Par ces motifs, Statuant publiquement et contradictoirement à l'égard de toutes les parties à l'exception de l'AFOC 72 à l'égard de laquelle il sera statué par défaut Au pénal Confirme le jugement entrepris. Au civil Confirme le jugement entrepris sur l'irrecevabilité de la constitution de partie civile de l'AFOC 72 et sur la recevabilité des constitutions de partie civile de l'UFC Que Choisir ? et de l'UFC 72. Réformant pour le surplus Dit, que le préjudice des deux parties civiles susmentionnées n'est pas un préjudice moral mais un préjudice collectif. Condamne Joseph V à payer vingt mille francs (20 000 F) de dommages-intérêts et le prévenu André M deux mille francs (2 000 F) de dommages-intérêts à l'UFC Que Choisir ? et à l'UFC 72 en réparation de ce préjudice collectif découlant directement des infractions.

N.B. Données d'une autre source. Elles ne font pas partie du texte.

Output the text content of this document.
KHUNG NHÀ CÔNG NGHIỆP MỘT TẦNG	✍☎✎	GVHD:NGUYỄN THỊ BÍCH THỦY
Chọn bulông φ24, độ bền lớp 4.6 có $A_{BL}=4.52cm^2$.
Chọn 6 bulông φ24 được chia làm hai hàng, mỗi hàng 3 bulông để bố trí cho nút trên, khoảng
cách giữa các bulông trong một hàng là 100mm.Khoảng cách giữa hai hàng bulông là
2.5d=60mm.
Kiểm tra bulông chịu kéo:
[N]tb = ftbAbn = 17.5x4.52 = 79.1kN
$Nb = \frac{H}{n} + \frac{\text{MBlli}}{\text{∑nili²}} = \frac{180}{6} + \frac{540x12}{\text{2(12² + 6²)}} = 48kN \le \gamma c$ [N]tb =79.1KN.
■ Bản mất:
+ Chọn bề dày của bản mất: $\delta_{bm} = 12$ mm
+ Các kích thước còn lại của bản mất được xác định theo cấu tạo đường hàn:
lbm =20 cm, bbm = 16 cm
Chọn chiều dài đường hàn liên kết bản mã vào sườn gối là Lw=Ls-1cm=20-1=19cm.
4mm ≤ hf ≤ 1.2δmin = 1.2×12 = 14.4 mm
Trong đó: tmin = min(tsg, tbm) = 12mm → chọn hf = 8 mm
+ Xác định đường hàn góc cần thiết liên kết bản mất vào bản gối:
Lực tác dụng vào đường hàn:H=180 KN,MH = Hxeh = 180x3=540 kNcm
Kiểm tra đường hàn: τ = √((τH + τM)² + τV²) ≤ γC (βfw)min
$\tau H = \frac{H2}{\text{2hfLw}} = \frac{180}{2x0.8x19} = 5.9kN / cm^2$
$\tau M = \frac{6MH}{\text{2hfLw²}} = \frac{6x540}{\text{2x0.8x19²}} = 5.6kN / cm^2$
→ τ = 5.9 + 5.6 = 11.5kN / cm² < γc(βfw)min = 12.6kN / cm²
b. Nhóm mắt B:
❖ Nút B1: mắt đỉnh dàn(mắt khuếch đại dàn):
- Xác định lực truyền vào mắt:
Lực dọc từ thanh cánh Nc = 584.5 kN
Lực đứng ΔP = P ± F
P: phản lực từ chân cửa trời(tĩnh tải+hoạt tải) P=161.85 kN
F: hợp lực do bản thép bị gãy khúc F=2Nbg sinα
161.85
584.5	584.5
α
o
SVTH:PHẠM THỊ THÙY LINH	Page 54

Y ajoutant Condamne solidairement les prévenus à payer aux parties civiles susmentionnées les sommes de quatre mille francs (4 000 F) sur le fondement de l'article 475-1 du Code de procédure pénale. La présente décision est assujettie à un droit fixe de procédure d'un montant de 800 F chacun dont sont redevables Joseph V et André M, conformément aux dispositions de l'article 1018 A du Code général des impôts. Ainsi jugé et prononcé par application des articles 1er, 7 loi du 1er Août 1905, désormais référencés sous le numéro L. 213-1 du Code de la consommation, 1, 3, 10, 11, 12, de la loi 83-660 du 21 juillet 1983, 1er du décret 84-272 du 11 avril 1984, 1, 2, 5, 6 de l'arrêté ministériel du 11 mai 1990, 473 du Code de procédure pénale.